Mimpiku yang tak bisa kuingat berakhir saat anaku menangis meminta menyusu. Aku menyusuinya dan teringat belum shalat Isya. Setelah anakku kembali tertidur akupun beranjak dari tempat tidurku untuk menunaikan shalat Isya. Jam menunjukan pukul 02.00 dini hari. Selepas shalat Isya aku berniat menjemur baju dan memompa ASI-ku. Tapi apalah daya, mata ini tertarik sekali pada suami dan anakku yang tertidur pulas. Aku kembali ketempatku : ditengah-tengah mereka. Aku memeluk anakku sambil menciumi kening dan pipinya. Suamiku memelukku dari belakang. Momen yang terjadi setiap kami tidur ini yang membuat hati tenang dan bahagia.
Adzan subuh berkumandang, Anakku masih menyusu, tak mau lepas. Entah sudah berapa lama. Kubiarkan saja sampai aku ikut tertidur. Aku kembali bangun, rasanya sudah siang sekali. Sederet pekerjaan rumah sudah mengisi kepalaku. Aku belum shalat subuh pula.
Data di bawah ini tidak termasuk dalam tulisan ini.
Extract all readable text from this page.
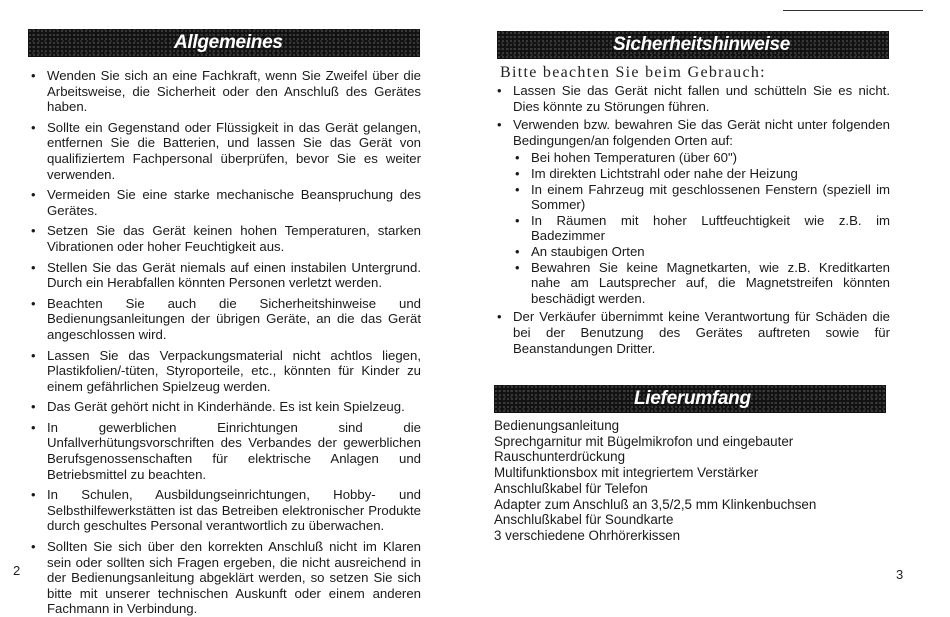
Allgemeines
• Wenden Sie sich an eine Fachkraft, wenn Sie Zweifel über die Arbeitsweise, die Sicherheit oder den Anschluß des Gerätes haben.
• Sollte ein Gegenstand oder Flüssigkeit in das Gerät gelangen, entfernen Sie die Batterien, und lassen Sie das Gerät von qualifiziertem Fachpersonal überprüfen, bevor Sie es weiter verwenden.
• Vermeiden Sie eine starke mechanische Beanspruchung des Gerätes.
• Setzen Sie das Gerät keinen hohen Temperaturen, starken Vibrationen oder hoher Feuchtigkeit aus.
• Stellen Sie das Gerät niemals auf einen instabilen Untergrund. Durch ein Herabfallen könnten Personen verletzt werden.
• Beachten Sie auch die Sicherheitshinweise und Bedienungsanleitungen der übrigen Geräte, an die das Gerät angeschlossen wird.
• Lassen Sie das Verpackungsmaterial nicht achtlos liegen, Plastikfolien/-tüten, Styroporteile, etc., könnten für Kinder zu einem gefährlichen Spielzeug werden.
• Das Gerät gehört nicht in Kinderhände. Es ist kein Spielzeug.
• In gewerblichen Einrichtungen sind die Unfallverhütungsvorschriften des Verbandes der gewerblichen Berufsgenossenschaften für elektrische Anlagen und Betriebsmittel zu beachten.
• In Schulen, Ausbildungseinrichtungen, Hobby- und Selbsthilfewerkstätten ist das Betreiben elektronischer Produkte durch geschultes Personal verantwortlich zu überwachen.
• Sollten Sie sich über den korrekten Anschluß nicht im Klaren sein oder sollten sich Fragen ergeben, die nicht ausreichend in der Bedienungsanleitung abgeklärt werden, so setzen Sie sich bitte mit unserer technischen Auskunft oder einem anderen Fachmann in Verbindung.
2
Sicherheitshinweise
Bitte beachten Sie beim Gebrauch:
• Lassen Sie das Gerät nicht fallen und schütteln Sie es nicht. Dies könnte zu Störungen führen.
• Verwenden bzw. bewahren Sie das Gerät nicht unter folgenden Bedingungen/an folgenden Orten auf:
• Bei hohen Temperaturen (über 60")
• Im direkten Lichtstrahl oder nahe der Heizung
• In einem Fahrzeug mit geschlossenen Fenstern (speziell im Sommer)
• In Räumen mit hoher Luftfeuchtigkeit wie z.B. im Badezimmer
• An staubigen Orten
• Bewahren Sie keine Magnetkarten, wie z.B. Kreditkarten nahe am Lautsprecher auf, die Magnetstreifen könnten beschädigt werden.
• Der Verkäufer übernimmt keine Verantwortung für Schäden die bei der Benutzung des Gerätes auftreten sowie für Beanstandungen Dritter.
Lieferumfang
Bedienungsanleitung
Sprechgarnitur mit Bügelmikrofon und eingebauter
Rauschunterdrückung
Multifunktionsbox mit integriertem Verstärker
Anschlußkabel für Telefon
Adapter zum Anschluß an 3,5/2,5 mm Klinkenbuchsen
Anschlußkabel für Soundkarte
3 verschiedene Ohrhörerkissen
3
Aku langsung bangkit untuk shalat subuh. Meski aku ingat hari ini suamiku libur tapi aku tetap bertekad tidak akan meninggalkan banyak pekerjaan rumah untuknya.
Selepas shalat aku menyalakan kompor untuk memasak air agar hangat untuk memandikan anakku nanti. Kubereskan cucian piring. Kulihat kain pel sudah tergantung sepertinya suamiku sudah mengepel lantai, dan memang lantai terasa lebih bersih karena memang suamiku mengepel lebih bersih daripada aku. Lalu aku bergegas mandi. Kubuka mesin cuci untuk mengeluarkan cucian bersih karena akan kujemur setelah selesai mandi. Ternyata mesin cuci telah kosong. Entah jam berapa suamiku menjemur dan mengepel. Rasa bersalahku menuduhnya bermain game sampai larut menyeruak didadaku. Kuperiksa jemuran, dan ternyata sudah hampir kering. Pastinya semalam aku tertidur pulas dan suamiku melakukan semuanya. Segera kuraih wajah suamiku yang masih mengantuk dan kucium pipi dan keningnya. Lalu dia segera bangun.
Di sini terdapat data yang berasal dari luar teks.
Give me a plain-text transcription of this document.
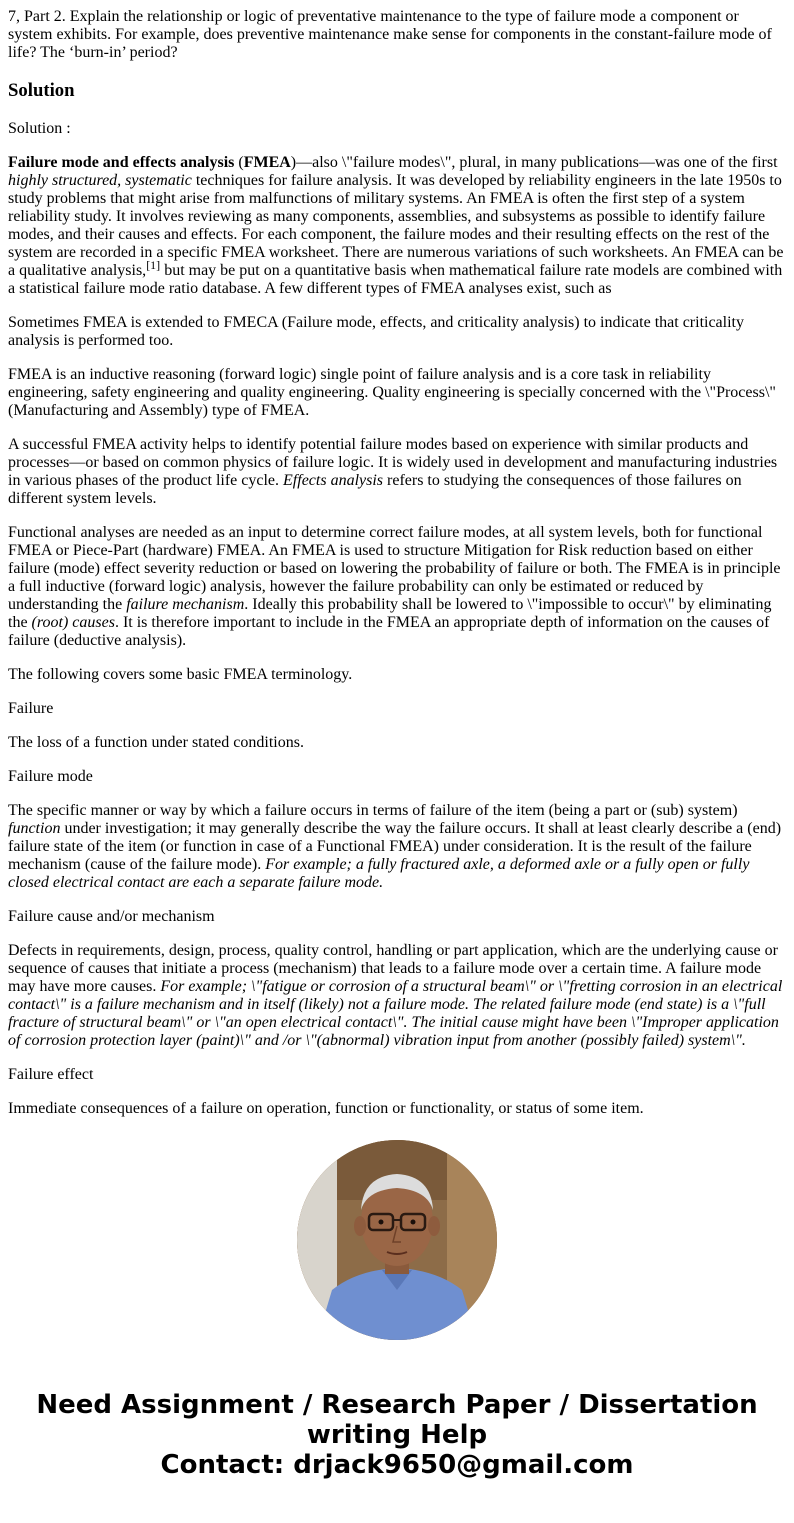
7, Part 2. Explain the relationship or logic of preventative maintenance to the type of failure mode a component or system exhibits. For example, does preventive maintenance make sense for components in the constant-failure mode of life? The ‘burn-in’ period?

Solution

Solution :

Failure mode and effects analysis (FMEA)—also \"failure modes\", plural, in many publications—was one of the first highly structured, systematic techniques for failure analysis. It was developed by reliability engineers in the late 1950s to study problems that might arise from malfunctions of military systems. An FMEA is often the first step of a system reliability study. It involves reviewing as many components, assemblies, and subsystems as possible to identify failure modes, and their causes and effects. For each component, the failure modes and their resulting effects on the rest of the system are recorded in a specific FMEA worksheet. There are numerous variations of such worksheets. An FMEA can be a qualitative analysis,[1] but may be put on a quantitative basis when mathematical failure rate models are combined with a statistical failure mode ratio database. A few different types of FMEA analyses exist, such as

Sometimes FMEA is extended to FMECA (Failure mode, effects, and criticality analysis) to indicate that criticality analysis is performed too.

FMEA is an inductive reasoning (forward logic) single point of failure analysis and is a core task in reliability engineering, safety engineering and quality engineering. Quality engineering is specially concerned with the \"Process\" (Manufacturing and Assembly) type of FMEA.

A successful FMEA activity helps to identify potential failure modes based on experience with similar products and processes—or based on common physics of failure logic. It is widely used in development and manufacturing industries in various phases of the product life cycle. Effects analysis refers to studying the consequences of those failures on different system levels.

Functional analyses are needed as an input to determine correct failure modes, at all system levels, both for functional FMEA or Piece-Part (hardware) FMEA. An FMEA is used to structure Mitigation for Risk reduction based on either failure (mode) effect severity reduction or based on lowering the probability of failure or both. The FMEA is in principle a full inductive (forward logic) analysis, however the failure probability can only be estimated or reduced by understanding the failure mechanism. Ideally this probability shall be lowered to \"impossible to occur\" by eliminating the (root) causes. It is therefore important to include in the FMEA an appropriate depth of information on the causes of failure (deductive analysis).

The following covers some basic FMEA terminology.

Failure

The loss of a function under stated conditions.

Failure mode

The specific manner or way by which a failure occurs in terms of failure of the item (being a part or (sub) system) function under investigation; it may generally describe the way the failure occurs. It shall at least clearly describe a (end) failure state of the item (or function in case of a Functional FMEA) under consideration. It is the result of the failure mechanism (cause of the failure mode). For example; a fully fractured axle, a deformed axle or a fully open or fully closed electrical contact are each a separate failure mode.

Failure cause and/or mechanism

Defects in requirements, design, process, quality control, handling or part application, which are the underlying cause or sequence of causes that initiate a process (mechanism) that leads to a failure mode over a certain time. A failure mode may have more causes. For example; \"fatigue or corrosion of a structural beam\" or \"fretting corrosion in an electrical contact\" is a failure mechanism and in itself (likely) not a failure mode. The related failure mode (end state) is a \"full fracture of structural beam\" or \"an open electrical contact\". The initial cause might have been \"Improper application of corrosion protection layer (paint)\" and /or \"(abnormal) vibration input from another (possibly failed) system\".

Failure effect

Immediate consequences of a failure on operation, function or functionality, or status of some item.

Need Assignment / Research Paper / Dissertation
writing Help
Contact: drjack9650@gmail.com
“maaf, maaf aku pulas sekali” katanya kaget sambil seketika bangun dari tempat tidur
“masih bisa tidur lagi mas kalau mengantuk, maaf ya semalem aku ga tau kamu jemur dan ngepel, makasih ya” aku menambahinya dengan cengiran.

Aku mempersiapkan pakaian, susu dan makanan anakku, untuk sarapan suamiku aku titipkan ke kakskku yang memang berjualan makanan untuk sarapan. Suamiku bergegas mandi, kutitipi banyak pesan, dan aku berjanji akan pulang saat istirahat nanti. Suamiku terlihat bahagia.
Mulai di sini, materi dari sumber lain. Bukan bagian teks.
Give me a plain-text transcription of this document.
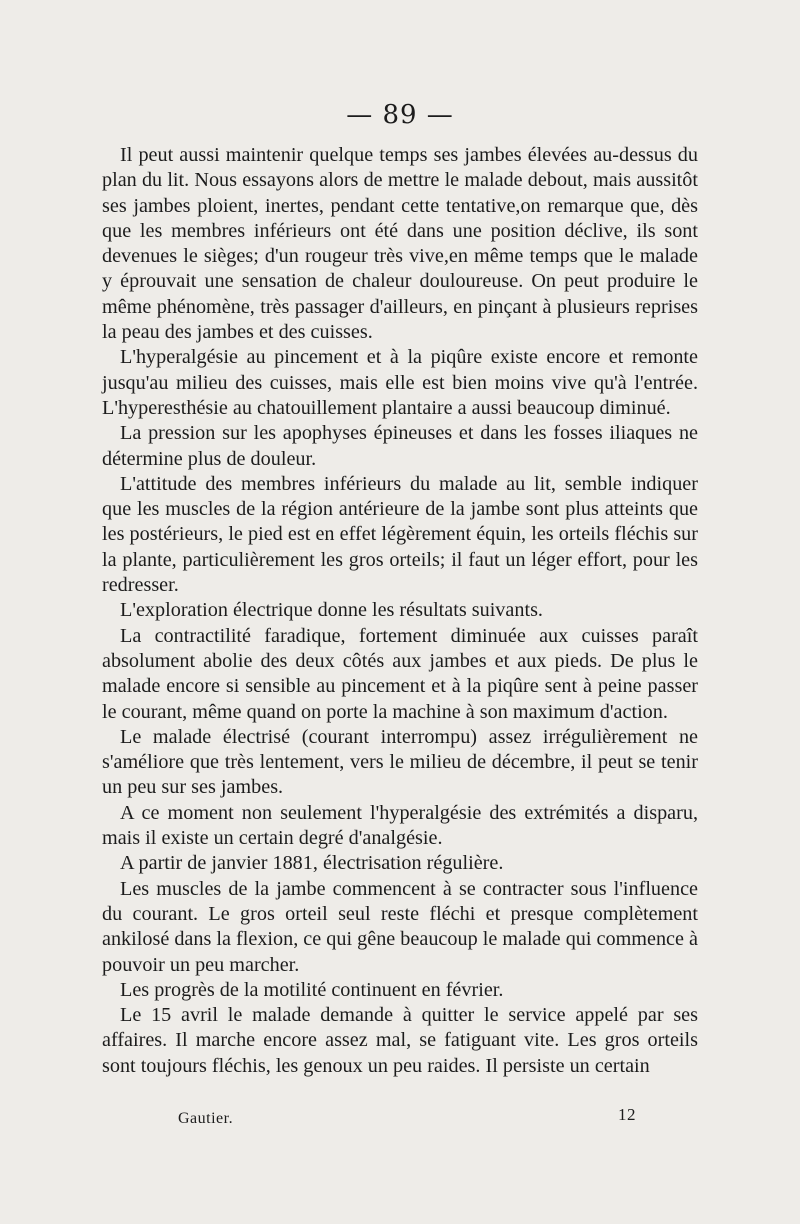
— 89 —

Il peut aussi maintenir quelque temps ses jambes élevées au-dessus du plan du lit. Nous essayons alors de mettre le malade debout, mais aussitôt ses jambes ploient, inertes, pendant cette tentative,on remarque que, dès que les membres inférieurs ont été dans une position déclive, ils sont devenues le sièges; d'un rougeur très vive,en même temps que le malade y éprouvait une sensation de chaleur douloureuse. On peut produire le même phénomène, très passager d'ailleurs, en pinçant à plusieurs reprises la peau des jambes et des cuisses.

L'hyperalgésie au pincement et à la piqûre existe encore et remonte jusqu'au milieu des cuisses, mais elle est bien moins vive qu'à l'entrée. L'hyperesthésie au chatouillement plantaire a aussi beaucoup diminué.

La pression sur les apophyses épineuses et dans les fosses iliaques ne détermine plus de douleur.

L'attitude des membres inférieurs du malade au lit, semble indiquer que les muscles de la région antérieure de la jambe sont plus atteints que les postérieurs, le pied est en effet légèrement équin, les orteils fléchis sur la plante, particulièrement les gros orteils; il faut un léger effort, pour les redresser.

L'exploration électrique donne les résultats suivants.

La contractilité faradique, fortement diminuée aux cuisses paraît absolument abolie des deux côtés aux jambes et aux pieds. De plus le malade encore si sensible au pincement et à la piqûre sent à peine passer le courant, même quand on porte la machine à son maximum d'action.

Le malade électrisé (courant interrompu) assez irrégulièrement ne s'améliore que très lentement, vers le milieu de décembre, il peut se tenir un peu sur ses jambes.

A ce moment non seulement l'hyperalgésie des extrémités a disparu, mais il existe un certain degré d'analgésie.

A partir de janvier 1881, électrisation régulière.

Les muscles de la jambe commencent à se contracter sous l'influence du courant. Le gros orteil seul reste fléchi et presque complètement ankilosé dans la flexion, ce qui gêne beaucoup le malade qui commence à pouvoir un peu marcher.

Les progrès de la motilité continuent en février.

Le 15 avril le malade demande à quitter le service appelé par ses affaires. Il marche encore assez mal, se fatiguant vite. Les gros orteils sont toujours fléchis, les genoux un peu raides. Il persiste un certain

Gautier.	12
Di perjalanan menuju kantor aku teringat beberapa hari sebelumnya, ketika hari libur dan aku ingin bangun siang. Ternyata rumah sudah bersih, suamiku sudah menyapu, mengepel, mencuci piring, mencuci botol dan pompa ASI-ku, menjemur pakaian melipat pakaian kering. Aku bangun dengan malu dan segunung perasaan bersalah. Suamiku hanya tertawa dan berdalih ia bangun kepagian.
Begitu baik suamiku, sampai kakakku sering memujinya. Karena tangannya begitu ringan membantuku. Bahkan pekerjaan rumah lebih beres ditangannya. Suamiku sangat lihai menidurkan anakku, memandikannya, mencebokinya dan semuanya. Hampir semua tugasku dia bisa melakukannya bahkan dengan lebih baik dan dengan begitu bahagianya.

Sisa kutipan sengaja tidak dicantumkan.